Hispanics Pushing LA to Designate More Ethnic Neighborhoods
Hispanic communities in Los Angeles are pushing to self-segregate by designating various neighborhoods in Los Angeles as distinctive ethnic communities representing nations from Central and South America.
Trying to emulate what Armenians and Asians did in years past, Hispanics in Southern California, according to the Los Angeles Times, are teaming up "to promote a common goal: carving out islands for their communities in Los Angeles' jumbled landscape — Peru Village, Little Venezuela, Paseo Colombia, Guatemalan Mayan Village, Oaxacan Corridor."
But many of these groups have to convince potential residents to move into the area first. For instance, there are only 14 Venezuelans out of 5,000 in the Los Angeles area who live in the neighborhood that Venezuelan leaders want to designate as their own. The Times notes that "just to get the process started for designating a neighborhood," applicants "must submit 500 signatures, along with a solid pitch for why the designation is merited.
Los Angeles is already "considering a designation for Peru Village," and, if approved, "a piece of Hollywood — a high-traffic stretch of Vine Street from De Longpre Avenue south to Melrose Avenue — would officially become Peru Village."
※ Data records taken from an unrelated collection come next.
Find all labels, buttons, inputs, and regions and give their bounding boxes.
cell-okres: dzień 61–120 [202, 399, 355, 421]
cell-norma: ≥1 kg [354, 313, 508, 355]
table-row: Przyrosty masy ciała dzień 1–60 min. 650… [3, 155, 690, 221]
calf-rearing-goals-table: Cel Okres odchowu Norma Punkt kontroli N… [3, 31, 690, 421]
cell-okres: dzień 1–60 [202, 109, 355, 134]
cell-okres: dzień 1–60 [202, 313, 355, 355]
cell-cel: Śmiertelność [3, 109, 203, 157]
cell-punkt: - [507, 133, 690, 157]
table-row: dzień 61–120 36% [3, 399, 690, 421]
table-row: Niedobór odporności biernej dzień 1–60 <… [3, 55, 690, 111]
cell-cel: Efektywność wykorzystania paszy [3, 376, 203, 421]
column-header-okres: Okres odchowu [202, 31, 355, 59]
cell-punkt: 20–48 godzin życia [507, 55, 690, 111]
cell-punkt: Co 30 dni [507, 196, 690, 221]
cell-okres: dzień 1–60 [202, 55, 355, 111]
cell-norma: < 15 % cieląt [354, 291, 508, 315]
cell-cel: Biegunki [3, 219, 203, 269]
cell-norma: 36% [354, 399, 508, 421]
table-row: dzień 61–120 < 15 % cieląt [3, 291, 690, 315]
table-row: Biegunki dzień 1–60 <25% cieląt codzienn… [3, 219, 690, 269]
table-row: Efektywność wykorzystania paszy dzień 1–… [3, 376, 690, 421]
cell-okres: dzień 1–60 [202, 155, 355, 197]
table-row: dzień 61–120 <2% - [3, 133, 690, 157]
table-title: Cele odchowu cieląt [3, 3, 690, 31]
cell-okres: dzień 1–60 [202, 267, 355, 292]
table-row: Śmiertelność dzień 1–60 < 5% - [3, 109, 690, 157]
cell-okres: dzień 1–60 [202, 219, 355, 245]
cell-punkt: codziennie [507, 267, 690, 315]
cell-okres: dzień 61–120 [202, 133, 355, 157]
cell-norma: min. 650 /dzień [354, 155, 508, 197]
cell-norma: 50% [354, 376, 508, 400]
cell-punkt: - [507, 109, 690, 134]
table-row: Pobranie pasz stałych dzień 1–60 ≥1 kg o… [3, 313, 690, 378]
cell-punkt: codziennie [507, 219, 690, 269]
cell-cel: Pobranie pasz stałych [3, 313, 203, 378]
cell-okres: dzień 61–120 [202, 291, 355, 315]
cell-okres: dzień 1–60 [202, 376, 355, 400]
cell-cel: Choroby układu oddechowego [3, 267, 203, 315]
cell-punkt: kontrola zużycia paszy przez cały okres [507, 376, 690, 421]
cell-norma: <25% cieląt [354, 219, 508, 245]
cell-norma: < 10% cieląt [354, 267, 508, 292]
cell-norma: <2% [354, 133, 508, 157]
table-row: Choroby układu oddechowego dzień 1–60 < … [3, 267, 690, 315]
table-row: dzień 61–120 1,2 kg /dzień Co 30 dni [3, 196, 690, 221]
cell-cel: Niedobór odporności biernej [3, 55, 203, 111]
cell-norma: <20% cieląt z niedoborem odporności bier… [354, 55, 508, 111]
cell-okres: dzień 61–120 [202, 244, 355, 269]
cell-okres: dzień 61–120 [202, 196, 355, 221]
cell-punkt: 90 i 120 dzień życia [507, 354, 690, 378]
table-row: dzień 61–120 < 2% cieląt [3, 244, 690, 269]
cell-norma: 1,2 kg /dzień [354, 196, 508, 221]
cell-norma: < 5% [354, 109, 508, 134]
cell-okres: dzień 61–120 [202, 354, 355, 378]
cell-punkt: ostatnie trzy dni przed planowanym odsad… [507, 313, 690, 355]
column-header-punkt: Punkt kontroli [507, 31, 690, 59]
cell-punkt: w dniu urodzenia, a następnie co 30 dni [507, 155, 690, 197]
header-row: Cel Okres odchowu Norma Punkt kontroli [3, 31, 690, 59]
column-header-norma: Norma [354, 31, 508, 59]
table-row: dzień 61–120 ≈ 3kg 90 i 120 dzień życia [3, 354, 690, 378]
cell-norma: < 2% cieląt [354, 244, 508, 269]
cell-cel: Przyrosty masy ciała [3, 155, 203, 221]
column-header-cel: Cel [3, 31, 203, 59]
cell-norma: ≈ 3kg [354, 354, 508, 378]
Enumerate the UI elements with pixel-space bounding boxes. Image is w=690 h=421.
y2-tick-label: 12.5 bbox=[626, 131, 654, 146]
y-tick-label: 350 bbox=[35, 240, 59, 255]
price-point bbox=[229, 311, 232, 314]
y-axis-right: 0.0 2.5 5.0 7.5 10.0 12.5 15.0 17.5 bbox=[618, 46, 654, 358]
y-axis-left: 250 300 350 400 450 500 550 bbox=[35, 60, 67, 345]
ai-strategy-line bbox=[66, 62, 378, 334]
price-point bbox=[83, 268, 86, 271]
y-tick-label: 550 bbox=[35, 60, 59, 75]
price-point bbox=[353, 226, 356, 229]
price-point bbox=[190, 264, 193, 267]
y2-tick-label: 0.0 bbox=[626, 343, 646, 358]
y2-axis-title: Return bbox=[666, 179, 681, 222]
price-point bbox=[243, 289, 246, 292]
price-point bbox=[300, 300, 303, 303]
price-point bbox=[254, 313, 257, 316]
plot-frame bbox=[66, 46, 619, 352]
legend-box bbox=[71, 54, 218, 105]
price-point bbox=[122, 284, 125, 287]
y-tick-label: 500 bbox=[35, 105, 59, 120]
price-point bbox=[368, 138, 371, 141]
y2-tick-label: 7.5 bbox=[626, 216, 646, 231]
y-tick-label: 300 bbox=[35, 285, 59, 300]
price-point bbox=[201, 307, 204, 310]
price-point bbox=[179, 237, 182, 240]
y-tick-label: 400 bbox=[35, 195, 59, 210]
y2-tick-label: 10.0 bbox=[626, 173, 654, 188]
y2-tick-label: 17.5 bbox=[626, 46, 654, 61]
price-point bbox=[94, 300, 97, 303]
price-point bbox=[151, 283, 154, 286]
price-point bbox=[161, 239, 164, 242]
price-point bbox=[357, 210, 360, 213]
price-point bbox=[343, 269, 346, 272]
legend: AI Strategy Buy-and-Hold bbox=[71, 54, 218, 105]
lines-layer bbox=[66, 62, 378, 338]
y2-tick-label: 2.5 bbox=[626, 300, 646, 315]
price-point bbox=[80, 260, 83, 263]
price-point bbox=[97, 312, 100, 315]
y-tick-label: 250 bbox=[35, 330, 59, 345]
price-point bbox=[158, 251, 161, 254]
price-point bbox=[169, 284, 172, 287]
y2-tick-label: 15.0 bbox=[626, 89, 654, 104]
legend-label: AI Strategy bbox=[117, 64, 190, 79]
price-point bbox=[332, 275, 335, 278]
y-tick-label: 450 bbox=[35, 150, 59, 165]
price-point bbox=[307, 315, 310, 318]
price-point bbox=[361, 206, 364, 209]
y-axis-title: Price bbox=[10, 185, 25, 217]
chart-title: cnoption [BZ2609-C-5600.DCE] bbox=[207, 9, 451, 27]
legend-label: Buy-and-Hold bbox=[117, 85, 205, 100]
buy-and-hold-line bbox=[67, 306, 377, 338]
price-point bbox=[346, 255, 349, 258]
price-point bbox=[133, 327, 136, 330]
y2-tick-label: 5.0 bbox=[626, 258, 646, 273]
In Westlake, Guatemalans want to launch Guatemalan Mayan Village. The Times reports that "Colombian doctors, accountants, engineers and other professionals are prepared to invest about $4 million to buy land in the zone."
"We don't want people to think we're coming here to invade or take over," Colombian community leader Augusto Rojas asserted. He added, "We're coming here to help and build a bigger identity."
As Breitbart News has reported, the population of Los Angeles moved past the ten million mark largely because of immigrants, as Los Angeles is one of the top three destinations for immigrants — illegal and legal. And according to the U.S. Census Bureau, the United States has experienced what is being called the "second great wave" of immigration during the last four decades:
Since 1970, the foreign-born population has continuously increased in size and as a percentage of the total U.S. population. The foreign-born population quadrupled after 1970, reaching 40.0 million by 2010, and about 13 percent of the total population – or one in eight – were foreign-born.
Opponents of these ethnic communities believe those neighborhoods will not only end up becoming "sanctuary zones," but they will also contribute to disuniting California because of their focus on separatism instead of assimilation.